Director Jonas Vaitkus says: "This pre-death play by the playwright is a journey drama with seven stations. It is a reflection of his entire body of work – from concise, abrasive prose to contrasting leaps toward symbolism and metaphors with gender opposition and sexual deviations. Unrhythmic poetry that speaks about the inner emotional state of a thinking person, without dramatizing or overemphasizing the mortal fate, without fear of plunging into the stench of realism and naturalism and breaking out again with a satirical, ironic view of the unsolvable affairs of the Afterlife, Earth, and Man, without fear of admitting one's limitations. After all, you are condemned to death, and because of this, you experience daily sorrow and suffering in the face of divine eternity. But you do not consider it a punishment or total evil against which you must rebel or throw yourself into disastrous atheistic or other extremes, although there were and are many who perished themselves and destroyed millions. You simply accept it as the tragedy of an unchangeable, inevitable given, as a mandatory tax for the grace granted to exist, for the priceless gift of eternity granted to be a consciously acting human being in this tragedy, which protects, heals, and clarifies the soul.
I am not surprised why this play is unknown in Lithuania and untranslated in Russia. It is very rarely staged even in August Strindberg's homeland.
"The Great Highway" unscrupulously strips man as such, a person from any land, any nationality, gender, color, or anything else. A person vulnerable in the face of eternity.
August Strindberg comes to the troupe of the Lithuanian National Drama Theatre at the right time and at the right time to the Lithuanian people, who are preparing to build a welfare state."
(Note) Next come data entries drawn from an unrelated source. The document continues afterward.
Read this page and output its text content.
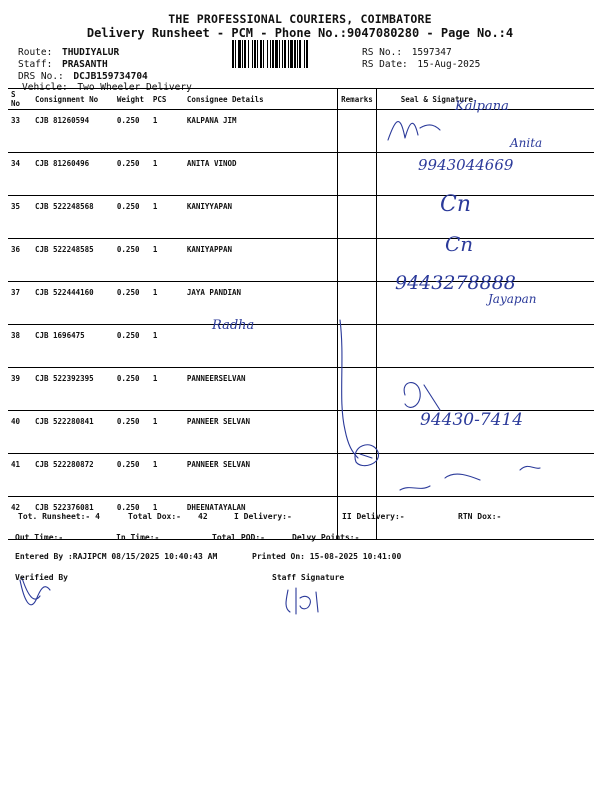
THE PROFESSIONAL COURIERS, COIMBATORE
Delivery Runsheet - PCM - Phone No.:9047080280 - Page No.:4
Route: THUDIYALUR
Staff: PRASANTH
DRS No.: DCJB159734704
Vehicle: Two Wheeler Delivery
RS No.: 1597347
RS Date: 15-Aug-2025
S No	Consignment No	Weight	PCS	Consignee Details	Remarks	Seal & Signature
33	CJB 81260594	0.250	1	KALPANA JIM		
34	CJB 81260496	0.250	1	ANITA VINOD		
35	CJB 522248568	0.250	1	KANIYYAPAN		
36	CJB 522248585	0.250	1	KANIYAPPAN		
37	CJB 522444160	0.250	1	JAYA PANDIAN		
38	CJB 1696475	0.250	1			
39	CJB 522392395	0.250	1	PANNEERSELVAN		
40	CJB 522280841	0.250	1	PANNEER SELVAN		
41	CJB 522280872	0.250	1	PANNEER SELVAN		
42	CJB 522376081	0.250	1	DHEENATAYALAN		
Kalpana
Anita
9943044669
Cn
Cn
9443278888
Jayapan
Radha
94430-7414
Tot. Runsheet:- 4	Total Dox:- 42	I Delivery:-	II Delivery:-	RTN Dox:-
Out Time:-	In Time:-	Total POD:-	Delvy Points:-
Entered By :RAJIPCM 08/15/2025 10:40:43 AM	Printed On: 15-08-2025 10:41:00
Verified By	Staff Signature
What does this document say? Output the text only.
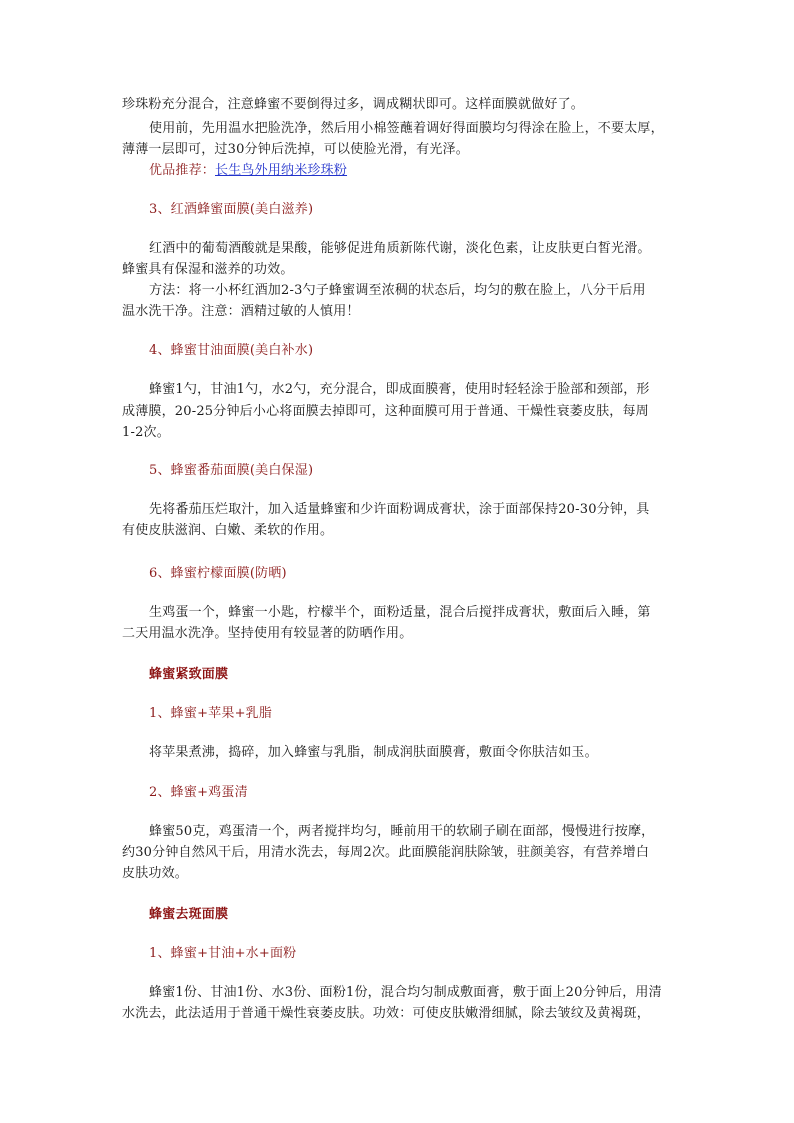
珍珠粉充分混合，注意蜂蜜不要倒得过多，调成糊状即可。这样面膜就做好了。
使用前，先用温水把脸洗净，然后用小棉签蘸着调好得面膜均匀得涂在脸上，不要太厚，
薄薄一层即可，过30分钟后洗掉，可以使脸光滑，有光泽。
优品推荐：长生鸟外用纳米珍珠粉
3、红酒蜂蜜面膜(美白滋养)
红酒中的葡萄酒酸就是果酸，能够促进角质新陈代谢，淡化色素，让皮肤更白皙光滑。
蜂蜜具有保湿和滋养的功效。
方法：将一小杯红酒加2-3勺子蜂蜜调至浓稠的状态后，均匀的敷在脸上，八分干后用
温水洗干净。注意：酒精过敏的人慎用！
4、蜂蜜甘油面膜(美白补水)
蜂蜜1勺，甘油1勺，水2勺，充分混合，即成面膜膏，使用时轻轻涂于脸部和颈部，形
成薄膜，20-25分钟后小心将面膜去掉即可，这种面膜可用于普通、干燥性衰萎皮肤，每周
1-2次。
5、蜂蜜番茄面膜(美白保湿)
先将番茄压烂取汁，加入适量蜂蜜和少许面粉调成膏状，涂于面部保持20-30分钟，具
有使皮肤滋润、白嫩、柔软的作用。
6、蜂蜜柠檬面膜(防晒)
生鸡蛋一个，蜂蜜一小匙，柠檬半个，面粉适量，混合后搅拌成膏状，敷面后入睡，第
二天用温水洗净。坚持使用有较显著的防晒作用。
蜂蜜紧致面膜
1、蜂蜜+苹果+乳脂
将苹果煮沸，捣碎，加入蜂蜜与乳脂，制成润肤面膜膏，敷面令你肤洁如玉。
2、蜂蜜+鸡蛋清
蜂蜜50克，鸡蛋清一个，两者搅拌均匀，睡前用干的软刷子刷在面部，慢慢进行按摩，
约30分钟自然风干后，用清水洗去，每周2次。此面膜能润肤除皱，驻颜美容，有营养增白
皮肤功效。
蜂蜜去斑面膜
1、蜂蜜+甘油+水+面粉
蜂蜜1份、甘油1份、水3份、面粉1份，混合均匀制成敷面膏，敷于面上20分钟后，用清
水洗去，此法适用于普通干燥性衰萎皮肤。功效：可使皮肤嫩滑细腻，除去皱纹及黄褐斑，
Swedish writer and playwright August Strindberg (1849–1912) is one of the most important theater figures in the world. He is called the pioneer of modern theater. He is a playwright who was ahead of his era, expressing in his work all the literary movements and schools of his time. He is considered a naturalist, a neo-romantic, and a pioneer of expressionism and surrealism in literature.
Strindberg not only wrote dramas, he also loved to experiment as a photographer and painter; his works are attributed to abstract expressionism. Although Strindberg is now well-known not only in Sweden but all over the world, his work did not immediately receive sufficient attention; he was even ignored by Swedish society and accused of using sexual motives in his works to attract readers.